When cooling channels directly related to part shape are used in an injection mould, part quality goes up and cycle time goes down. Optimum placement of the cooling channels cannot, however, be achieved by drilling into conventional (i.e. one-piece) mould components. Innova Zug Engineering GmbH, Menden, Germany, a firm that concentrates its activities solely on optimizing the thermal conditions in injection moulds, has developed the Contura system to achieve this optimization.
The three images in Figure 1 contrast different thermal conditions 10 seconds after volumetric filling of the cavity for a box-shaped part. Using conventional drilling techniques, only nonuniform cooling (top) results. Even if placement of the channels is optimized (center) with the aid of a computer-aided mould cooling program, cooling is still irregular. With the Contura system (bottom), the cooling channels follow the part shape and ensure a uniform cavity-wall temperature.
Here's how it works. A mould insert is produced with cooling channels in close proximity to the cavity wall. These follow the part shape, assuring good heat removal and thus shorter cycle times. In addition, the cooling channels are not restricted to being circular in cross section.
Why? Because the mould inserts are made from two or more parts; cooling channels are machined into the mating surfaces. With the aid of a special joining technique, these parts are subsequently bonded to form a one-piece mould insert.
More uniform cavity-wall temperatures result in more uniform shrinkage in the moulded parts and, in general, more uniform surface quality. A further benefit during operation of the mould inserts is that there is no need to replace O-rings anywhere along the cooling channels.
A mould for a polypropylene emergency stop switch serves as an example. This mould was designed and built by Hasco, Ludenscheid, Germany. It has been run for high-volume production at the Dausenau plant of Klockner-Moeller in Germany since 1996 and, compared to the predecessor mould for the same part, exhibits a 20 percent reduction in cycle time.
The switch is hemispherical in shape and has a diameter of 100 mm. The achievable cycle time depends on how close to the cavity and core surfaces the cooling channels can be placed in the mould.
Figure 3 shows the mould in its original conventional cooling configuration. Here, the cycle time of 33 seconds is determined by the high mould temperature in the region around the hot runner nozzle (75).
Redesigning the cooling as shown in Figure 4 results in a noticeable improvement in productivity. The two mould cores (22, 61) and the cavity (60) have been designed using the Contura system: the cooling channels conform to the part shape in close proximity to the cavity wall and extend to the region around the gate.
Heat is removed considerably faster and more uniformly than before. (The two core halves are shown as one in Figure 4, since they are bonded together at their mating surfaces to form a single component.)
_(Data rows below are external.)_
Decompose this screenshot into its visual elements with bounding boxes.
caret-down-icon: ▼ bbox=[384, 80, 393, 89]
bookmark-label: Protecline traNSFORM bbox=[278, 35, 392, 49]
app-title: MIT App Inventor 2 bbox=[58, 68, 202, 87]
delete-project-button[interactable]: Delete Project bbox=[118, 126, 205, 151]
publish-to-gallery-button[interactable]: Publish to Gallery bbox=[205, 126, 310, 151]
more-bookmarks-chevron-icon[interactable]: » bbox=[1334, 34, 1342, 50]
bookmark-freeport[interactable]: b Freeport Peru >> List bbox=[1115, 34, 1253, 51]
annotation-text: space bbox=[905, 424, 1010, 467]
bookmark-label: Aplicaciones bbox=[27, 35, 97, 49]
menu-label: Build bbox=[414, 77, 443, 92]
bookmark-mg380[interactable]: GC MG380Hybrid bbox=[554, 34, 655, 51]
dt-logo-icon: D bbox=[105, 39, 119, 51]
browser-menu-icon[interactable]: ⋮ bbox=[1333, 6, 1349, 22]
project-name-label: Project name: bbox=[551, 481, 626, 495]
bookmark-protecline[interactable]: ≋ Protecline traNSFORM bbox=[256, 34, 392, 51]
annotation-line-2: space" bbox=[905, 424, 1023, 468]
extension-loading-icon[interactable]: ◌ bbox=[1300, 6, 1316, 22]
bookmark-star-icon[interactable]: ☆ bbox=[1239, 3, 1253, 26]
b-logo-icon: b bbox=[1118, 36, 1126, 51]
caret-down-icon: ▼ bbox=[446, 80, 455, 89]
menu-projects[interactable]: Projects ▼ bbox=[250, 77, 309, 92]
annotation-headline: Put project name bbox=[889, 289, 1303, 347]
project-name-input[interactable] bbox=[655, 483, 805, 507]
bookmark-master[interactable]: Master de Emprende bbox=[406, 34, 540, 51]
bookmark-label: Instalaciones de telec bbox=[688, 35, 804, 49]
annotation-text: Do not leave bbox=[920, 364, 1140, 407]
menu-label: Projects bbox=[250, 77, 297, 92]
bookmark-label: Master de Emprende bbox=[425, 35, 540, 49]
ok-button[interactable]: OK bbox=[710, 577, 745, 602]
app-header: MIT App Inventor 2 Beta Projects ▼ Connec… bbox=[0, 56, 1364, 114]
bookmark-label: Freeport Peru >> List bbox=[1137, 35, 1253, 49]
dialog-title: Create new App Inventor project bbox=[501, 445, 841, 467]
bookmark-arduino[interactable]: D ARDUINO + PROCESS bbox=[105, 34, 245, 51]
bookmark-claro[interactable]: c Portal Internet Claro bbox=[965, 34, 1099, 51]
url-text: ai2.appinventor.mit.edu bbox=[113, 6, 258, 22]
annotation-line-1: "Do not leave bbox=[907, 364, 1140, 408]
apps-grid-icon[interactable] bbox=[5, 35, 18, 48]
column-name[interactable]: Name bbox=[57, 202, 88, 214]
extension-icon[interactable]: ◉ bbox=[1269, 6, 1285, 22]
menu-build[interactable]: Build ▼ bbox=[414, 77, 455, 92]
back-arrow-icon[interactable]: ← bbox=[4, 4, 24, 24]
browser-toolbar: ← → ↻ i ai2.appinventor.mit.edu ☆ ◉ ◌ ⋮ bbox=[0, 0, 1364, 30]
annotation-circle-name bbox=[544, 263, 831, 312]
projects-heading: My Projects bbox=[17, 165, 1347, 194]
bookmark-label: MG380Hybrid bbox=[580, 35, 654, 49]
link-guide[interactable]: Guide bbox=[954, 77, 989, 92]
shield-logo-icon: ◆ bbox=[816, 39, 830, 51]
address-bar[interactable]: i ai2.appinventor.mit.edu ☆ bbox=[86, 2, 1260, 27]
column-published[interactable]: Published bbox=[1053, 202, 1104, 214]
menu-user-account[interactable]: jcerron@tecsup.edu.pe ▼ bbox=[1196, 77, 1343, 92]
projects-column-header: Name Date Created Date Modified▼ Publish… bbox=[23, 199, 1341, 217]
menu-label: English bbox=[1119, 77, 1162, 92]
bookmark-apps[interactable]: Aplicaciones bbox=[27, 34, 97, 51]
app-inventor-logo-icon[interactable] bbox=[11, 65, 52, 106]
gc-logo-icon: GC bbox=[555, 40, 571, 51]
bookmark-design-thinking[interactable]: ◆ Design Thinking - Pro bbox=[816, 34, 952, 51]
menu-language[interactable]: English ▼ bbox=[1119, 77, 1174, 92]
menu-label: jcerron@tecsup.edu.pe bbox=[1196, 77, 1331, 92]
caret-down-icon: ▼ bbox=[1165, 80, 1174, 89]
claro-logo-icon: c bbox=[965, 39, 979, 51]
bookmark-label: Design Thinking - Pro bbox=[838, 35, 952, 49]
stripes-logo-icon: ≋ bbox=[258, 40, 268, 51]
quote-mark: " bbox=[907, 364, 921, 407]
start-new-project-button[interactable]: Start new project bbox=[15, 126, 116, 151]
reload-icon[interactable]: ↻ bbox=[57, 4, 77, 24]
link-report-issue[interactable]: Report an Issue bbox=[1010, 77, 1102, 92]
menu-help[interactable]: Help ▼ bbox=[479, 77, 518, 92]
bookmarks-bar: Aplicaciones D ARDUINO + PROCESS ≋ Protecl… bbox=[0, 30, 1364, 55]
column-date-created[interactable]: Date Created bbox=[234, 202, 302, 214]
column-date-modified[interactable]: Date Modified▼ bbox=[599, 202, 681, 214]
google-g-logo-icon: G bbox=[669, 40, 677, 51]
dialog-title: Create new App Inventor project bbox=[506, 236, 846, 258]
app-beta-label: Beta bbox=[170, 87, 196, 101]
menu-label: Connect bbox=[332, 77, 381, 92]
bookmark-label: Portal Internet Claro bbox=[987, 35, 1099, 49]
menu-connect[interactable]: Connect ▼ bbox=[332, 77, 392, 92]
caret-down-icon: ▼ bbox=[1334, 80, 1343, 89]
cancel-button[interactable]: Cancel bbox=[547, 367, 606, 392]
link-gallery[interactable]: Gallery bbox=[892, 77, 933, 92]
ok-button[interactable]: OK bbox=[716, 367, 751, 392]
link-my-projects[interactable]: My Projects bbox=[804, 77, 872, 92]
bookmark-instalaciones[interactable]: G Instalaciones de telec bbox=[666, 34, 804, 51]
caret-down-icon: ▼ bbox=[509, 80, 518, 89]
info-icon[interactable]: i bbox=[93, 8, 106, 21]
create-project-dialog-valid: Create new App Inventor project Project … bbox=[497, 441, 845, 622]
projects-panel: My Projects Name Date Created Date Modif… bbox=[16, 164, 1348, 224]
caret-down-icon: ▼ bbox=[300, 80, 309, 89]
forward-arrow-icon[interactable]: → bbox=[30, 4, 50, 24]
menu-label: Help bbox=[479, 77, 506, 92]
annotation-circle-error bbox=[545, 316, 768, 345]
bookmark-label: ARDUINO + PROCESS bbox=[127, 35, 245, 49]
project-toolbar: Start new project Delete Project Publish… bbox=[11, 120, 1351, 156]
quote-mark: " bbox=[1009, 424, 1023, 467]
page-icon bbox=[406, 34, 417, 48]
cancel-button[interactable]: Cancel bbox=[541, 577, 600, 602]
With the use of this cooling arrangement, the mould temperature near the gate was reduced from 90øC to 50øC. The cycle time was shortened by more than 20 percent. The part is filled via a hot runner nozzle with pneumatically actuated needle shutoff. The shutoff needle forms a small dimple in the surface of the part in order to prevent injury from any protruding gate vestige. The ejector plates (8, 9) are connected to the stripper plate (4), together with the stripper ring (62) and the stripper sleeve (21). A taper fit is used between the stripper ring (62) and core (61) to eliminate wear and prevent the formation of flash on the moulded part. Upon actuation of the ejector rod (66), the part is ejected by the stripper ring (62) and stripper sleeve (21)
While the cost of the mould using this system is higher, costs can quickly amortize, thanks to a shorter cycle time.